Two MSBuild properties are central to build time enforcement:

• <TreatWarningsAsErrors /> ensures that compiler and analyser warnings fail the build unless explicitly downgraded or suppressed.
• <MSBuildTreatWarningsAsErrors /> performs the same role for MSBuild warnings related to project configuration and build logic.

A widely adopted best practice is to enable both properties at least for Release builds (e.g. <MSBuildTreatWarningsAsErrors Condition="'$(Configuration)' == 'Release'">true</MSBuildTreatWarningsAsErrors>). This preserves some flexibility during local development while ensuring that anything built, merged, or shipped meets a stricter quality bar. These settings are best defined centrally in Directory.Build.props and optionally scoped by configuration as shown above.

In addition, setting <EnforceCodeStyleInBuild /> to true ensures that code style rules defined in .editorconfig are evaluated during the build, not just in the IDE. This elevates style from a local preference to a shared, enforceable standard and removes ambiguity from code reviews.

Together, these settings turn analyser output into a clear contract. Rule severities are defined in .editorconfig, while the build determines how seriously those severities are treated.

Introduce And Evolve Analysis Incrementally

Applying modern analysers to an existing codebase often surfaces a large backlog of issues. Attempting to fix everything at once is rarely realistic. Instead, baseline existing violations and focus enforcement on new or modified code.

Over time, rules can be tightened, severities increased, and suppressions removed as areas of the codebase are touched. Periodically review analyser output to ensure that each rule continues to provide value, adjusting or removing those that generate noise or false positives.

Balance Automation With Human Judgement

Finally, static analysis should complement, not replace, human review. Analysers excel at consistency and well defined patterns, but they cannot fully capture architectural intent or business correctness.

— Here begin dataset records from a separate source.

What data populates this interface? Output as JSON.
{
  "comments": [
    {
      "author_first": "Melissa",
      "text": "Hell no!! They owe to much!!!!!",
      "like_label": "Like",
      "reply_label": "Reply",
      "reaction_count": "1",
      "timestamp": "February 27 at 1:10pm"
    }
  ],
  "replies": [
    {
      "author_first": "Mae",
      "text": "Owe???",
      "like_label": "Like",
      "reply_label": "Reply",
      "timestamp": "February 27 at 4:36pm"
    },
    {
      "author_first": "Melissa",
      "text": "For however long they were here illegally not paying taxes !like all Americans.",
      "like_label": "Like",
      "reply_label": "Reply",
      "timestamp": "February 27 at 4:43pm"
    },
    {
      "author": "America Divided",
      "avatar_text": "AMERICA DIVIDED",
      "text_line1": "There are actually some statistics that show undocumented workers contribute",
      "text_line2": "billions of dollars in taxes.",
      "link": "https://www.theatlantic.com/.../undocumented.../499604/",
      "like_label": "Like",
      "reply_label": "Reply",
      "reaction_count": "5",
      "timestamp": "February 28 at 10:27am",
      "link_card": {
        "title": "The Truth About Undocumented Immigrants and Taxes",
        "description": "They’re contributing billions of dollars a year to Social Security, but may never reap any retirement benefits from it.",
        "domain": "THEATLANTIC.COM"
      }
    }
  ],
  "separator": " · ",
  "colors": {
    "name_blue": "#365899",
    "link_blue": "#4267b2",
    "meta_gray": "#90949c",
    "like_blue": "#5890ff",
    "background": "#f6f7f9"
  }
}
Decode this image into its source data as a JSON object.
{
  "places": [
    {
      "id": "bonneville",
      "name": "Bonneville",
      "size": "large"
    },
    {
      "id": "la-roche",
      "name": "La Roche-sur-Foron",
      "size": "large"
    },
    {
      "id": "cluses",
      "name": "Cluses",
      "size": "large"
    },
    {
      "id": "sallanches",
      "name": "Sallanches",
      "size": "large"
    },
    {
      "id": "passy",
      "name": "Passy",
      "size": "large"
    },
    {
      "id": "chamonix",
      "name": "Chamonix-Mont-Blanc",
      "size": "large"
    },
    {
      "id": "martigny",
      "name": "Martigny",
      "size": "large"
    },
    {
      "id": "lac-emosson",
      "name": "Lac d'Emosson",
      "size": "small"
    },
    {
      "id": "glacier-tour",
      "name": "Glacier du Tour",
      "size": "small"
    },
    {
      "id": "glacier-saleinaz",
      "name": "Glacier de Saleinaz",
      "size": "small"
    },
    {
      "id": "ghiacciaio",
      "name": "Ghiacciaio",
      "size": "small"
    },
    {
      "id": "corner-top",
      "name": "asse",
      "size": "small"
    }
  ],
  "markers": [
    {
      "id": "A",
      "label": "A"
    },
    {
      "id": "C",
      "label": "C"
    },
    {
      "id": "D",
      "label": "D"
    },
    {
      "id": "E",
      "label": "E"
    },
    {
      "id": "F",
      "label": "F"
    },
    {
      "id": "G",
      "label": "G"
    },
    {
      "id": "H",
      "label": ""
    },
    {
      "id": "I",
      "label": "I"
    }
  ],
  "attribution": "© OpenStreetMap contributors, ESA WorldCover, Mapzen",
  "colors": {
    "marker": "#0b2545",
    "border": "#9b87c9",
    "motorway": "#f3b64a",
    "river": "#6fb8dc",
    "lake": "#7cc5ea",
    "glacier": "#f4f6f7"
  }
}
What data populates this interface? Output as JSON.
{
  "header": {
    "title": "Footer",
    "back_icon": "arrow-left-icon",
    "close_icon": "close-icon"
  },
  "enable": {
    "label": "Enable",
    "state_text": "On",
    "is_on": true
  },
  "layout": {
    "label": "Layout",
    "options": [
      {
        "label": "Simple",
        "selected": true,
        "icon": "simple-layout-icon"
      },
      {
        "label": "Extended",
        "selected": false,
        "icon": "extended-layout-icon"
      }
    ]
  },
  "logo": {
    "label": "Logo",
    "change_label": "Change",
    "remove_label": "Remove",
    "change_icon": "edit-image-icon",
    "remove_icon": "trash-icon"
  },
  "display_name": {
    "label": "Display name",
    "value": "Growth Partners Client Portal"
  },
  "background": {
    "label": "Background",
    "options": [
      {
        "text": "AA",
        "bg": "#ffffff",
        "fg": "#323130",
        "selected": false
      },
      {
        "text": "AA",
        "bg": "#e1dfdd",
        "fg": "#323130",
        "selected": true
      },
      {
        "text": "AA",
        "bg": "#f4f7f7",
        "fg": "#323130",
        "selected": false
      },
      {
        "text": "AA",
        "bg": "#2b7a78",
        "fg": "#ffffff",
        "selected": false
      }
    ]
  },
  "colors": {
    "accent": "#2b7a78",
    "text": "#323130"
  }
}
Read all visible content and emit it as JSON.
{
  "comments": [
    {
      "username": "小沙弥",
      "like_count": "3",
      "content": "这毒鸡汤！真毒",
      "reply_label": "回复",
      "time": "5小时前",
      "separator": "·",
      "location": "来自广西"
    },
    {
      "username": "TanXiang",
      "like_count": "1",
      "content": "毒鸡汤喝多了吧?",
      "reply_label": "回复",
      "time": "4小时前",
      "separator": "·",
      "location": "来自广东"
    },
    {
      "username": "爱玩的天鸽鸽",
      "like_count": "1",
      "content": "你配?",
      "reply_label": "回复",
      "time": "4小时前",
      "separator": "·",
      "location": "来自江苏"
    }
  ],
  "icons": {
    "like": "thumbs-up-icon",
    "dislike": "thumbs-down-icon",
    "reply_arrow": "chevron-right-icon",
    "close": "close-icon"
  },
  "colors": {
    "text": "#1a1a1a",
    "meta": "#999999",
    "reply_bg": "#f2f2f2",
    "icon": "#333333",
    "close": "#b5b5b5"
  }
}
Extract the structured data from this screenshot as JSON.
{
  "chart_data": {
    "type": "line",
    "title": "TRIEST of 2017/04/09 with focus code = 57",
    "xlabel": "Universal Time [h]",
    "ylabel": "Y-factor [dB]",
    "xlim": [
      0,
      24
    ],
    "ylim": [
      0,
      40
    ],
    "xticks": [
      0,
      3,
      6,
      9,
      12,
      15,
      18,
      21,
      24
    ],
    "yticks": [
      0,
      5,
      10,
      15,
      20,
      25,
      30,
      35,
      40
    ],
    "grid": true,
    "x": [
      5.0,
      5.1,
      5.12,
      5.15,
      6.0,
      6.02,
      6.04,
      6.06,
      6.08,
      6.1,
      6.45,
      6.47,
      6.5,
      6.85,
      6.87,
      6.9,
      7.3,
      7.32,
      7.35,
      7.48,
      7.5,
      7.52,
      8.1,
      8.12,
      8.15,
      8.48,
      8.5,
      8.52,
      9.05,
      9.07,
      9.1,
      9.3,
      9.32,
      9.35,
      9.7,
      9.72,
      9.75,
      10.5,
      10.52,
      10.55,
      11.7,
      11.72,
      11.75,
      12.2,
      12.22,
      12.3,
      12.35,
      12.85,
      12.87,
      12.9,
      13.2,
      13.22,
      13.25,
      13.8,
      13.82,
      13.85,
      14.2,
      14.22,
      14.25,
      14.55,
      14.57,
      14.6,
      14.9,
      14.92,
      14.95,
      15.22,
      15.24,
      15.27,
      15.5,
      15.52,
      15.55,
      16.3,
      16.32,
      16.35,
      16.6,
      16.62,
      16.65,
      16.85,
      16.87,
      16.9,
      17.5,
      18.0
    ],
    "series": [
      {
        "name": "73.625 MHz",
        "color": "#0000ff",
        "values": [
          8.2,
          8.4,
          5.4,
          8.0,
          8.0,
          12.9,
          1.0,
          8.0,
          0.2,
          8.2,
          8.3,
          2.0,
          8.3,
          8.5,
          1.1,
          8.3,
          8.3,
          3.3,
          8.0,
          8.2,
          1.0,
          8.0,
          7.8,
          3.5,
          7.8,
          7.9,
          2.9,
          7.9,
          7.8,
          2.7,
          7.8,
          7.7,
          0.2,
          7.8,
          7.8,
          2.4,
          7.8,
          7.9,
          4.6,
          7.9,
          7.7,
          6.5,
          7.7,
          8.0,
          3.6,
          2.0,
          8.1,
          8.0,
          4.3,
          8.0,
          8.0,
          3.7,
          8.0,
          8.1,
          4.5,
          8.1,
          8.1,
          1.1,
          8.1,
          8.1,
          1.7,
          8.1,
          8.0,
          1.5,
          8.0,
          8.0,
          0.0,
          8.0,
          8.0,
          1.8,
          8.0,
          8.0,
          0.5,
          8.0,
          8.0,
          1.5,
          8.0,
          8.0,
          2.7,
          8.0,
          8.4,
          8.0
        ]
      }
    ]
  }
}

By using analysers to handle routine quality concerns and enforcing them consistently through the build, teams free up code reviews to focus on design, clarity, and long term maintainability. This balance is what allows modern C# codebases to scale without sacrificing quality.

Bonus: Keep Package Management Separate But Consistent

You will probably be using Directory.Build.props and Directory.Build.targets for build and analysis settings, so why not introduce Directory.Packages.props for centralised package management at the same time?

Dependency management becomes increasingly complex as the number of projects in a solution grows. Central Package Management (CPM) allow you to manage common dependencies for many different projects all of this from a single, central location.

Although this is unrelated to static analysis configuration itself, it plays an important supporting role by ensuring that analyser packages and tooling dependencies are aligned across the solution.

Conclusion

Maintaining code quality in modern C# codebases is no longer about choosing a single tool or running a checker at the end of the build. It is about establishing a coherent system where standards are explicit, feedback is timely, and enforcement is consistent across developers, projects, and pipelines.

The evolution from FxCop and StyleCop to Roslyn based analysers has given teams far more power and flexibility, but it has also increased the importance of good configuration and discipline. Centralising settings, structuring analyser rules thoughtfully, and enforcing them through the build ensures that quality expectations are clear and non negotiable, while still allowing teams to evolve incrementally.

Perhaps most importantly, modern static analysis works best when it supports developers rather than policing them. When rules reflect shared conventions, when feedback appears early, and when automation handles the routine concerns, teams can focus their human effort where it matters most: design, intent, and long term maintainability.

Used well, today’s tooling does not just prevent problems. It helps teams scale their codebases and their practices with confidence, ensuring that quality remains a property of the system rather than a heroic effort by individuals.